NORTH KOREAN THREAT
Pyongyang warns of nuclear war
LONDON • Ahead of major celebrations this weekend — including a possible nuclear test — North Korea raised its threats against Donald Trump warning that the world was on the brink of “thermo-nuclear war.”
Kim Jong Un has promised a “big event” Saturday to mark the “Day of the Sun,” the 105th anniversary of the birth of the nation’s founder, his grand- father Kim Il Sung. There was speculation that event could be North Korea’s sixth underground nuclear test.
But with a U. S. aircraft carrier group moving toward the region, North Korea vowed a “merciless” response to any provocation.
In a statement the North Korean People’s Army said the Trump administration had “entered the path of open threat and blackmail.” It said, “The closer such big targets as nuclear powered aircraft carriers come, the greater would be the effect of merciless strikes.”

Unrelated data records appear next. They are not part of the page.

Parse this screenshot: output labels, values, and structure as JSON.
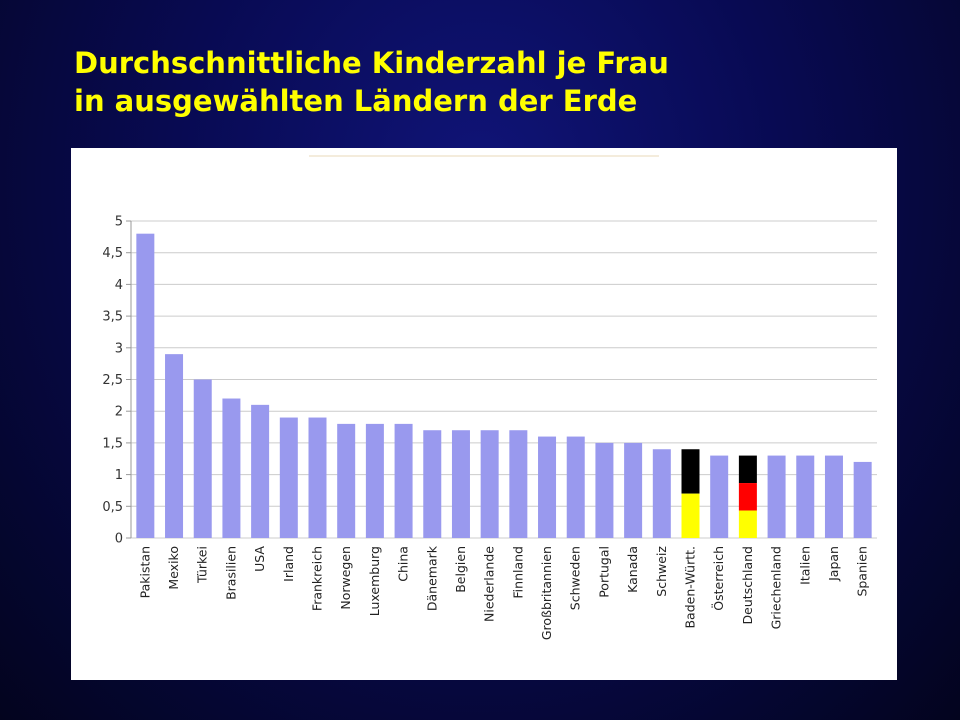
{
  "slide": {
    "title_line1": "Durchschnittliche Kinderzahl je Frau",
    "title_line2": "in ausgewählten Ländern der Erde"
  },
  "colors": {
    "bar": "#9999ee",
    "grid": "#cccccc",
    "flag_black": "#000000",
    "flag_red": "#ff0000",
    "flag_gold": "#ffff00",
    "title": "#ffff00"
  },
  "chart_data": {
    "type": "bar",
    "title": "",
    "xlabel": "",
    "ylabel": "",
    "ylim": [
      0,
      5
    ],
    "yticks": [
      0,
      0.5,
      1,
      1.5,
      2,
      2.5,
      3,
      3.5,
      4,
      4.5,
      5
    ],
    "ytick_labels": [
      "0",
      "0,5",
      "1",
      "1,5",
      "2",
      "2,5",
      "3",
      "3,5",
      "4",
      "4,5",
      "5"
    ],
    "grid": true,
    "categories": [
      "Pakistan",
      "Mexiko",
      "Türkei",
      "Brasilien",
      "USA",
      "Irland",
      "Frankreich",
      "Norwegen",
      "Luxemburg",
      "China",
      "Dänemark",
      "Belgien",
      "Niederlande",
      "Finnland",
      "Großbritannien",
      "Schweden",
      "Portugal",
      "Kanada",
      "Schweiz",
      "Baden-Württ.",
      "Österreich",
      "Deutschland",
      "Griechenland",
      "Italien",
      "Japan",
      "Spanien"
    ],
    "values": [
      4.8,
      2.9,
      2.5,
      2.2,
      2.1,
      1.9,
      1.9,
      1.8,
      1.8,
      1.8,
      1.7,
      1.7,
      1.7,
      1.7,
      1.6,
      1.6,
      1.5,
      1.5,
      1.4,
      1.4,
      1.3,
      1.3,
      1.3,
      1.3,
      1.3,
      1.2
    ],
    "highlight": {
      "Baden-Württ.": "baden-wuerttemberg-flag",
      "Deutschland": "german-flag"
    }
  }
}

North Korea said U. S. military bases in South Korea, and South Korea’s presidential Blue House, would be “pulverized within a few minutes.”
A spokesman for the North Korean Foreign Ministry accused the U. S. of “pushing the situation to the brink of war” and “creating a dangerous situation in which a thermo-nuclear war may break out any moment.”
In his first public comments since his appointment in January, Mike Pompeo, the director of the CIA, warned that rogue states should “take note” of Trump’s forthright military decisions in Syria and Afghanistan.
He said the White House was now “prepared to engage in activities that are different from what America has been doing these past few years.”
He indicated that the potential development of long-range nuclear weapons in North Korea would soon have to be dealt with.
The U. S. president has warned North Korea that he is prepared to act unilaterally and reports from Washington Friday said that detailed plans for a preemptive strike this weekend were in place. China has warned that a military conflict over North Korea’s nuclear weapons program could break out “at any moment” and talks aimed at averting a military confrontation were ongoing in Pyongyang Friday night.
The Kremlin said it was watching developments with “great concern,” while Japan said it was taking “every possible measure” to prepare for any contingency on the Korean Peninsula.
The potential for a showdown has escalated after Trump surprised world leaders with a series of unexpected military operations including the U.S. Air Force dropping the “mother of all bombs” on an ISIL target in Afghanistan.
Trump dispatched a carrier strike group to the Korean Peninsula following warnings that America would act unilaterally to “solve the problem” of North Korea’s weapons program.
Pompeo said several American governments had been trying to deal with the threat of North Korea “putting a nuclear warhead into the United States, and we’re simply closer now than we have ever been at any time in North Korea’s history.”
A pre- emptive U. S. military strike could involve using Tomahawk cruise missiles, to hit North Korea’s nuclear test site. The U.S. could also deploy cyber attacks.
William Perry, defence secretary under President Bill Clinton, said there was a danger any U.S. strike could escalate into a nuclear war.
He said: “We have to understand the regime in North Korea. While they are evil, they are not crazy. They are not seeking martyrdom. They are not suicidal. I don’t think they are going to launch an unprovoked nuclear attack. That’s bluster on their part.
“The danger is we could get into some kind of a military conflict with them and it could escalate into a nuclear war. If they are cornered and their regime is about to collapse then they might use the nuclear weapons.”
Richard Bitzinger, a military expert at the S Rajaratnam School of International Studies in Singapore, said Trump had few options at his disposal.
He said: “The North Koreans are already incredibly paranoid. This would only solidify their beliefs ... It might even trigger an inadvertent war.”